Subtraction by 2’s Complement
With the help of subtraction by 2’s complement method we can easily subtract two binary numbers.
The operation is carried out by means of the following steps:
(i) At first, 2’s complement of the subtrahend is found.
(ii) Then it is added to the minuend.
(iii) If the final carry over of the sum is 1, it is dropped and the result is positive.
(iv) If there is no carry over, the two’s complement of the sum will be the result and it is negative.
The following examples on subtraction by 2’s complement will make the procedure clear:
Evaluate:
(i) 110110 - 10110
Solution:
The numbers of bits in the subtrahend is 5 while that of minuend is 6. We make the number of bits in the subtrahend equal to that of minuend by taking a `0’ in the sixth place of the subtrahend.
Now, 2’s complement of 010110 is (101101 + 1) i.e.101010. Adding this with the minuend.
1 1 0 1 1 0 Minuend
1 0 1 0 1 0 2’s complement of subtrahend
Carry over 1 1 0 0 0 0 0 Result of addition
After dropping the carry over we get the result of subtraction to be 100000.
(ii) 10110 – 11010
Solution:
2’s complement of 11010 is (00101 + 1) i.e. 00110. Hence
Minued - 1 0 1 1 0
2’s complement of subtrahend - 0 0 1 1 0
Result of addition - 1 1 1 0 0
As there is no carry over, the result of subtraction is negative and is obtained by writing the 2’s complement of 11100 i.e.(00011 + 1) or 00100.

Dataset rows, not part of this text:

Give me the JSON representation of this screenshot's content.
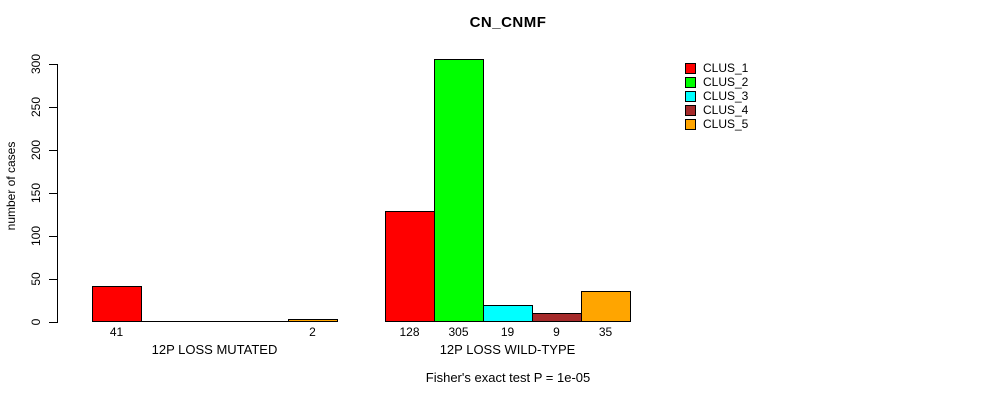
{
  "chart_data": {
    "type": "bar",
    "title": "CN_CNMF",
    "ylabel": "number of cases",
    "xlabel": "",
    "ylim": [
      0,
      300
    ],
    "yticks": [
      0,
      50,
      100,
      150,
      200,
      250,
      300
    ],
    "grid": false,
    "legend_position": "topright",
    "legend": [
      {
        "label": "CLUS_1",
        "color": "#FF0000"
      },
      {
        "label": "CLUS_2",
        "color": "#00FF00"
      },
      {
        "label": "CLUS_3",
        "color": "#00FFFF"
      },
      {
        "label": "CLUS_4",
        "color": "#A52A2A"
      },
      {
        "label": "CLUS_5",
        "color": "#FFA500"
      }
    ],
    "groups": [
      {
        "label": "12P LOSS MUTATED",
        "values": [
          41,
          0,
          0,
          0,
          2
        ],
        "bar_labels": [
          "41",
          "",
          "",
          "",
          "2"
        ]
      },
      {
        "label": "12P LOSS WILD-TYPE",
        "values": [
          128,
          305,
          19,
          9,
          35
        ],
        "bar_labels": [
          "128",
          "305",
          "19",
          "9",
          "35"
        ]
      }
    ],
    "caption": "Fisher's exact test P = 1e-05"
  }
}
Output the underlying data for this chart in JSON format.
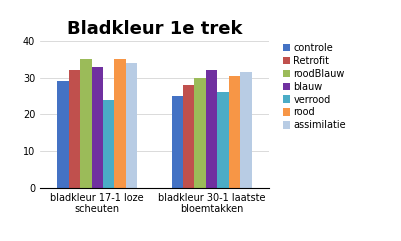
{
  "title": "Bladkleur 1e trek",
  "groups": [
    "bladkleur 17-1 loze\nscheuten",
    "bladkleur 30-1 laatste\nbloemtakken"
  ],
  "series": [
    {
      "label": "controle",
      "color": "#4472C4",
      "values": [
        29,
        25
      ]
    },
    {
      "label": "Retrofit",
      "color": "#C0504D",
      "values": [
        32,
        28
      ]
    },
    {
      "label": "roodBlauw",
      "color": "#9BBB59",
      "values": [
        35,
        30
      ]
    },
    {
      "label": "blauw",
      "color": "#7030A0",
      "values": [
        33,
        32
      ]
    },
    {
      "label": "verrood",
      "color": "#4BACC6",
      "values": [
        24,
        26
      ]
    },
    {
      "label": "rood",
      "color": "#F79646",
      "values": [
        35,
        30.5
      ]
    },
    {
      "label": "assimilatie",
      "color": "#B8CCE4",
      "values": [
        34,
        31.5
      ]
    }
  ],
  "ylim": [
    0,
    40
  ],
  "yticks": [
    0,
    10,
    20,
    30,
    40
  ],
  "background_color": "#FFFFFF",
  "title_fontsize": 13,
  "tick_fontsize": 7,
  "legend_fontsize": 7
}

Hence the difference is – 100.
(iii) 1010.11 – 1001.01
Solution:
2’s complement of 1001.01 is 0110.11. Hence
Minued - 1 0 1 0 . 1 1
2’s complement of subtrahend - 0 1 1 0 . 1 1
Carry over 1 0 0 0 1 . 1 0
After dropping the carry over we get the result of subtraction as 1.10.
(iv) 10100.01 – 11011.10
Solution:
2’s complement of 11011.10 is 00100.10. Hence
Minued - 1 0 1 0 0 . 0 1
2’s complement of subtrahend - 0 1 1 0 0 . 1 0
Result of addition - 1 1 0 0 0 . 1 1
As there is no carry over the result of subtraction is negative and is obtained by writing the 2’s complement of 11000.11.
Hence the required result is – 00111.01.